Ensemble, ils concrétisent un premier projet de serres sur les toits de la clinique Pasteur et lancent un site Internet de vente de matériel de jardinage urbain en ligne. Pour préparer leurs semis, les deux associés ont réhabilité une serre désaffectée, près de Seysses. En 2015, ils décident de défricher les terrains en jachère qui avoisinent la serre et plantent leurs premiers légumes. « Aujourd’hui, nous avons 600 m2 de légumes sous serres et 5000m2 en plein champ. Nous venons d’acheter trois hectares supplémentaires pour planter un verger et proposer une gamme complète de fruits et légumes issus de variétés anciennes », précise l’agriculteur en poussant sa brouette entre les buttes de salade et de choux.
Depuis un mois, les amateurs de légumes bios et anciens peuvent commander des paniers sur Internet et venir les récupérer chaque vendredi sur l’exploitation. « Nous proposons volontairement un panel de chaque légume pour pousser les consommateurs à la découverte. Sinon, les gens vont naturellement vers ce qu’ils connaissent. Même s’ils sont surpris de voir des carottes moins élancées que d’habitude, ils ne sont pratiquement jamais déçus et en redemandent », se félicite le jeune maraîcher entre deux coups de fourche. Néanmoins, il faut parfois convaincre et faire de la pédagogie, notamment sur les marchés.
« Il existe près de 2000 variétés de tomates différentes »
« De temps en temps, j’offre un légume pour faire goûter, car l’aspect peut rebuter. Je donne également des recettes et des conseils de préparation. Même si les gens commencent à s’intéresser aux variétés anciennes, les légumes oubliés comme les topinambours et le rutabaga sont encore compliqués à vendre. De même, il faut continuer à faire passer le message que les tomates ne sont pas forcément que rouges et standardisées. Il existe près de 2000 variétés différentes », tempère-t-il avant de confier sa préférence pour la Aunt Ruby’s German Green, une variété de tomate verte, charnue et particulièrement sucrée. « Pour répondre à cet effet de mode, les semenciers se sont adaptés et proposent des variétés anciennes hybrides plus résistantes. Mais c’est trompeur. Elles ont le même aspect mais n’ont ni leur goût ni leurs qualités nutritionnelles » déplore le maraîcher.
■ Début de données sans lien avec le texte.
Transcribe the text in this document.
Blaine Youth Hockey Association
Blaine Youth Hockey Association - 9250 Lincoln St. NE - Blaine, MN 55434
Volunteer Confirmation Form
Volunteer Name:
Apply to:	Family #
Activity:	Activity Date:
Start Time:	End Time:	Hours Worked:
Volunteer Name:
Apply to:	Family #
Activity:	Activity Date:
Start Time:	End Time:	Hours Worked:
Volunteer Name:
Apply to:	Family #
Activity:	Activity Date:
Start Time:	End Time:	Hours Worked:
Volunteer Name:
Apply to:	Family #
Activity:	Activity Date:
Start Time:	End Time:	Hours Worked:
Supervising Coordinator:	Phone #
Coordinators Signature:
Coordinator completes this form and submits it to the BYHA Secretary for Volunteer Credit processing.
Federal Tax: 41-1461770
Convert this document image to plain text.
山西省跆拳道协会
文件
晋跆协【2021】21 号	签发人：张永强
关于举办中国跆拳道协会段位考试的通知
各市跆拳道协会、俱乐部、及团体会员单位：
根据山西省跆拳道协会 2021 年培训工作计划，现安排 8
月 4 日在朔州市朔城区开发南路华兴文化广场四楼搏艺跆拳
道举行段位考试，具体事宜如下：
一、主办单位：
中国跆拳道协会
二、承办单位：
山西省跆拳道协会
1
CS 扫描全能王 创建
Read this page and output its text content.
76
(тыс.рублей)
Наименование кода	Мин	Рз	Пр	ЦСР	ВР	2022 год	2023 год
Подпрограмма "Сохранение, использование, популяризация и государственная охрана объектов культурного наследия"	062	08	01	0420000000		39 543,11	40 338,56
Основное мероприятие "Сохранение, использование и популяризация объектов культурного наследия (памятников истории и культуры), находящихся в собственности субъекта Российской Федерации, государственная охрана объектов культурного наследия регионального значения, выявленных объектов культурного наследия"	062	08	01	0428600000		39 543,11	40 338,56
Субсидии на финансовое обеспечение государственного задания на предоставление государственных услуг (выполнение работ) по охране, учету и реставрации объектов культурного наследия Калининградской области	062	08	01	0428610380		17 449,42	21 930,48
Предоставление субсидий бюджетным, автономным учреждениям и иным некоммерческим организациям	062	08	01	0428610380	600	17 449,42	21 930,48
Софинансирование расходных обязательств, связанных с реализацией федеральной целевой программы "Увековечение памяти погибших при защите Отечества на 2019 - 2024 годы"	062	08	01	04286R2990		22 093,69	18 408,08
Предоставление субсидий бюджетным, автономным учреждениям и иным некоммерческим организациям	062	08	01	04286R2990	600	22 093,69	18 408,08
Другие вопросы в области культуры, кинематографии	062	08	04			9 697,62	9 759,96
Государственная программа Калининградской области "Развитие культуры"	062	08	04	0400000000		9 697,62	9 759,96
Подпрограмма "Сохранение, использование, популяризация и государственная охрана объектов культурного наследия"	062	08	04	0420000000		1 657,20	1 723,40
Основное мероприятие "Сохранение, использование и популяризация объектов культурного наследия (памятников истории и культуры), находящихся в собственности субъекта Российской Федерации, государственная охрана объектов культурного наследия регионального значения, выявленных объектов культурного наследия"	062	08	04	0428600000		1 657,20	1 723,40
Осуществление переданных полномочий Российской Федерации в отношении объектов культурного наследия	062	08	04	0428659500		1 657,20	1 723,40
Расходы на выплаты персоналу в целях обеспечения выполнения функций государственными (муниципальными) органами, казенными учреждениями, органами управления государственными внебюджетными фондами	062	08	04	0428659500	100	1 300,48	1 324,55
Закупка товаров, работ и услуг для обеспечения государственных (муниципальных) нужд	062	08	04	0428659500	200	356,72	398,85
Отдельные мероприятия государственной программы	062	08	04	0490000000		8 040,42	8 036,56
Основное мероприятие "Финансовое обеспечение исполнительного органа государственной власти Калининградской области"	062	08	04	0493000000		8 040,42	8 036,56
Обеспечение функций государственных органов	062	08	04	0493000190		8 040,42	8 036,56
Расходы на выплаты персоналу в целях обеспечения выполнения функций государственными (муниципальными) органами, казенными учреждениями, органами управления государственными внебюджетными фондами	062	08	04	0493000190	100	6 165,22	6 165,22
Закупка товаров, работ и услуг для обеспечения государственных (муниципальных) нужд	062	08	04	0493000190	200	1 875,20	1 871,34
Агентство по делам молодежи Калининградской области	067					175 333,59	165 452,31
« Notre spécificité nous a amenés à collaborer avec des restaurants gastronomiques. Ces derniers nous permettent de découvrir encore de nouveaux produits », reconnaît Alexandre Belin. Si cette démarche ouvre des débouchés intéressants, elle implique également des contraintes de production et de commercialisation. « Les variétés anciennes poussent plus lentement et sont souvent plus fragiles. Elles n’ont pas été sélectionnées pour leur rendement et leur résistance aux maladies, notamment le mildiou. Certaines donnent deux à dix fois moins que des tomates hybrides cultivées hors-sol. De même, une tomate qui a pris un coup peut rapidement pourrir toute une cagette. Nos variétés ne subsisteraient pas à une commercialisation dans un circuit traditionnel. » Un argument de plus en faveur des circuits courts pour ce maraîcher, qui ira livrer lui-même sa production à Toulouse. « J’essaie de ne pas traîner pour pouvoir partir avant les embouteillages », conclut-il avant de se remettre à l’ouvrage.